Data published by DGCA on Wednesday (July 30, 2025) showed that its audit revealed 10 ‘level 1’ findings against Vistar, seven against Air India and two against Air India Express, all of which are part of the Air India group. All other airlines have seen zero observations in this category.
In the level 2 category, there were also 74 observations against three airlines Air India Group. Indigo had 23 and the findings Spicejet 14.
Breach that falls into the level 1 category requires immediate corrective measures, while level 2 detects non -compliance with regulatory requirements and procedural interventions.
To compare the scope of different airlines, Indigo has 419 aircraft in its fleet, Air India has nearly 300 aircraft and Spicejet has 19 aircraft in operation. Smaller regional carriers, such as Star Air (nine aircraft), recorded 41 levels of level 2 and Alliance Air (21 aircraft) recorded 57 findings. The Operator of the Quikjet (two aircraft), who is a partner for the giant e-commerce Giant Amazon, had 35 observations against him.
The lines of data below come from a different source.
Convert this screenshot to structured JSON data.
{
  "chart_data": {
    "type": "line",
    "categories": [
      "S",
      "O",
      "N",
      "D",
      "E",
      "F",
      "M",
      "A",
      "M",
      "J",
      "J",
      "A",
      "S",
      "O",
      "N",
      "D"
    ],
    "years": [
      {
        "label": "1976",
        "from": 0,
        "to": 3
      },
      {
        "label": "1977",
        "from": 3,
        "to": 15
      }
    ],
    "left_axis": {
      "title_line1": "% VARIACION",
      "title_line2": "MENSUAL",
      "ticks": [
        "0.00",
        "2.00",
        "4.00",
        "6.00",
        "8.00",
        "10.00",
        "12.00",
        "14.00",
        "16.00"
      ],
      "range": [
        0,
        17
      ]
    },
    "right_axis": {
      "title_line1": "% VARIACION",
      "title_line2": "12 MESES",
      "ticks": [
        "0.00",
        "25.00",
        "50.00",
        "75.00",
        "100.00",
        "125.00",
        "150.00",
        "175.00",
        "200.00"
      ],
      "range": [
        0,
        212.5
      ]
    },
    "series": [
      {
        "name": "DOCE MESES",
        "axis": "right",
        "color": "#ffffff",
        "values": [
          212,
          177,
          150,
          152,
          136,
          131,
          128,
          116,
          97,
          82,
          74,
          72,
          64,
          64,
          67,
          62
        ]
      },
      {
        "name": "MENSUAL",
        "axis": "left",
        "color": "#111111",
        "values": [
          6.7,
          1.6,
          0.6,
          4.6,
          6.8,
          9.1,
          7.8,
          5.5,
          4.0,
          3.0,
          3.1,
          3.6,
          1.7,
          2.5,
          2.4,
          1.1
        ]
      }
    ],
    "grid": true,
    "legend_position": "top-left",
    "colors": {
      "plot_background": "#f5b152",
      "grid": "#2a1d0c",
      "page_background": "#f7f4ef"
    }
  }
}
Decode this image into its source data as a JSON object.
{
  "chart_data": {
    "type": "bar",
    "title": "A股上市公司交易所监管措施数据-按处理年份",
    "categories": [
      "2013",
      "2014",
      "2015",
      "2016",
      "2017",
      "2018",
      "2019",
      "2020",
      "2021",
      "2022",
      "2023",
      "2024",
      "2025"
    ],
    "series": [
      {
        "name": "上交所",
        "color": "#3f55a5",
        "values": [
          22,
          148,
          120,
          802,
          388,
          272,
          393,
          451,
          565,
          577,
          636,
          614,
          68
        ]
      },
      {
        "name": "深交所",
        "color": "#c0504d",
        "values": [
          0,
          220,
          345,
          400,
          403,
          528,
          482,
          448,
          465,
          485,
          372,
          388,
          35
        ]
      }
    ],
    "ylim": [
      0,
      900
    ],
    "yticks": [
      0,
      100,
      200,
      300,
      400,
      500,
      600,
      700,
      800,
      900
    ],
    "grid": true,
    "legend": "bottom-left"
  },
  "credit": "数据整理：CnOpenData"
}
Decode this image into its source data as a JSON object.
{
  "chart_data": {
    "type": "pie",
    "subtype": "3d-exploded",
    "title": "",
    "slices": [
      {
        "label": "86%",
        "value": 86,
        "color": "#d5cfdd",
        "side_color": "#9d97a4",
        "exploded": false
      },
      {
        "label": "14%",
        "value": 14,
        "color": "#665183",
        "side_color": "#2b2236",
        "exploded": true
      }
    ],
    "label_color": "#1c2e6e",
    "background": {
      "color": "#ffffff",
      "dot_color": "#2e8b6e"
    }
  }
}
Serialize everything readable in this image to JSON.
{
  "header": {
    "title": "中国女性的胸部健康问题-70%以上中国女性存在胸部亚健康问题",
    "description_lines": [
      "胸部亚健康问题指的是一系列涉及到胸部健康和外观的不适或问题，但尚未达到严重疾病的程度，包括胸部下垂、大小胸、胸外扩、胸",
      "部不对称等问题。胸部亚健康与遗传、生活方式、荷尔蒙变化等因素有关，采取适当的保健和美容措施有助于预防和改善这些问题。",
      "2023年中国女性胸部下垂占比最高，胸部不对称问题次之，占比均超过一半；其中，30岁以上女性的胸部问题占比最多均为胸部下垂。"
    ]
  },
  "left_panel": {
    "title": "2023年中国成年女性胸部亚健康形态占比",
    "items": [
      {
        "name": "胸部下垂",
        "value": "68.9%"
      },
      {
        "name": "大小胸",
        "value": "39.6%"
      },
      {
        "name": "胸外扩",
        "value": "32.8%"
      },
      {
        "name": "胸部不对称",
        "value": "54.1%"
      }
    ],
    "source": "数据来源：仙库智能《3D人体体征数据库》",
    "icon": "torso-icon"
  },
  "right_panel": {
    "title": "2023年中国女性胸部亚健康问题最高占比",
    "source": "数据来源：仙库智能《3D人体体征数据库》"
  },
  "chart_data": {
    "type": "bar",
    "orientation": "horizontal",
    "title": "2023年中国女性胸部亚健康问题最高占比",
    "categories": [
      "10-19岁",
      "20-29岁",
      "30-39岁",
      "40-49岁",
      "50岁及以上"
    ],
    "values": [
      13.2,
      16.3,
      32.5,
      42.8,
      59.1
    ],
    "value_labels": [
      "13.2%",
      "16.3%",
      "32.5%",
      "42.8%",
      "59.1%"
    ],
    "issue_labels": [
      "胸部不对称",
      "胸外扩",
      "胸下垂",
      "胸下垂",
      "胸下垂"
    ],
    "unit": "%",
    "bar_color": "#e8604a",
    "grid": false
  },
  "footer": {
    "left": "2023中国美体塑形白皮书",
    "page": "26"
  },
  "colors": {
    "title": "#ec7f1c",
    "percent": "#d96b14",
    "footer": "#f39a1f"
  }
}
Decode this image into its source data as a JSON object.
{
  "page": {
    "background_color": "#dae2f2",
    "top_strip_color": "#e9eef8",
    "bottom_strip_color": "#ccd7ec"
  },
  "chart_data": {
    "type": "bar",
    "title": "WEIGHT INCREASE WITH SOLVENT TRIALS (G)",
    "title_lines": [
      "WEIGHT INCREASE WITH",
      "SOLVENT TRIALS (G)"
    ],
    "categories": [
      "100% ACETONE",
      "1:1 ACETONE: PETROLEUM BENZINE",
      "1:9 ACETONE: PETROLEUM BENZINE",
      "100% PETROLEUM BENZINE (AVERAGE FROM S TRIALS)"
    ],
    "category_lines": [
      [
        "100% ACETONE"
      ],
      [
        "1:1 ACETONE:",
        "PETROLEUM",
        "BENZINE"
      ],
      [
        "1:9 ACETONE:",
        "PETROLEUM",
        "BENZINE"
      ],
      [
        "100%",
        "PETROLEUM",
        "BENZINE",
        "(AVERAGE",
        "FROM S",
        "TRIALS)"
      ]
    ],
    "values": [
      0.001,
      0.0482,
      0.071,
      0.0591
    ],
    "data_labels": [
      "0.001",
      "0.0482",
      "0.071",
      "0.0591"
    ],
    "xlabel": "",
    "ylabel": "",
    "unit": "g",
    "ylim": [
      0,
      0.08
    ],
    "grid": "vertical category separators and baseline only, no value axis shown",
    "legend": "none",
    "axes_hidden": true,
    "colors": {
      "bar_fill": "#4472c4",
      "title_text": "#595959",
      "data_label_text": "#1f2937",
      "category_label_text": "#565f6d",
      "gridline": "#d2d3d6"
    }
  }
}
DGCA, however, tried to address the issues of security standards in different airlines and said in its statement: “For air companies with extensive operations and large fleet sizes, the higher number of audit findings is quite normal. Quantum and the scope of their activities means that such observations rather reflect the width and depth of their operations than any unusual.”
He added that globally too much aviation regulators “routine” meet similar patterns with the main airlines.
With concern about intervention in the travel sentiment between passengers, DGCA tried to alleviate concerns and said: “DGCA assures the public that these processes are robust and that the presence of these findings is evidence of active regulatory supervision.”